Ein häufig gebrauchtes Sprichwort besagt: «Weizen und Öl, zwei Löwen in einem Haus.» Dazu schreibt Soumi: «Der Löwe ist das Symbol der Kraft. Das Haus, das diese beiden Elemente besitzt, ist geschützt gegen den Mangel an Nahrung oder vor einer Hungersnot, weil Weizen und Öl die Basis der Ernährung bilden, vor allem in den ländlichen Gebieten.» Fladenbrot mit Olivenöl und Za’atar ist in Palästina am Morgen oder am Abend Tradition.
Ein anderes Sprichwort spricht vom Olivenöl als «dem König der Alten». Damit ist der medizinische Bereich angesprochen.
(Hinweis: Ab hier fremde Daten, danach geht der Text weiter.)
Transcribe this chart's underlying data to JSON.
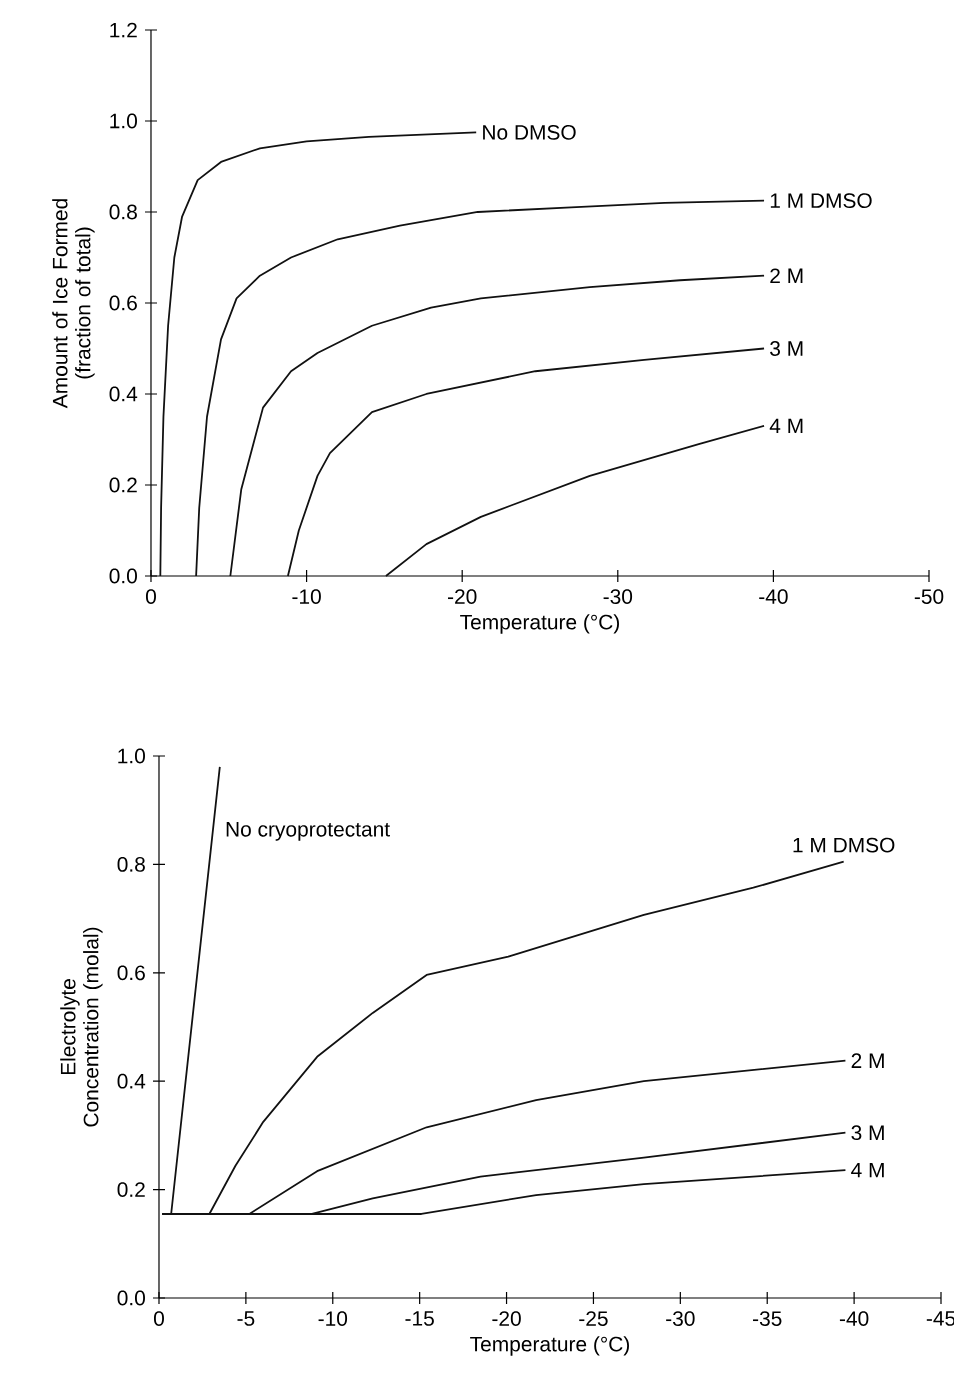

Das Vitamin D im Olivenöl hilft dem Körper, Kalzium und Phosphor gut aufzunehmen.
Für die palästinensischen Familien ist die Olivenernte ein freudiges Fest, an dem alle beteiligt sind. Die einen ernten und singen, andere füllen die Oliven in Säcke und die Frauen bereiten ein feines Essen, für das man sich dann unter den Bäumen zusammensetzt.
Besonders beeindruckt hat mich eine alte Frau. Die Leitern waren bereits abgebaut, die Oliven in die Säcke verpackt. Aber die alte Frau sass immer noch unter dem Olivenbaum und klaubte auch die letzten Oliven zusammen, selbst solche, die schon beschädigt waren. Als ich sie fragte, was sie jetzt mit diesen machen werde, antwortete sie: «Man kann mit diesen noch Seifen machen.»
Zur religiösen Bedeutung des Olivenbaumes
Ein hoch verehrter Olivenbaum befindet sich bei der Al-Aqsa Moschee in Jerusalem. Gemäss dem islamischen Glauben soll der Prophet Mohammed den Samen dieses Olivenbaumes dorthin gelegt haben, als er zum Himmel aufgestiegen ist.
Traditionellerweise war die Opfergabe von Olivenöl für die Lampen der Moscheen und der christlichen Kirchen in Palästina üblich.
- Henriette Hanke Güttinger: Das ist Palästina … ist das Palästina? Bericht aus dem Besetzten Palästinensischen Gebiet, S. 12.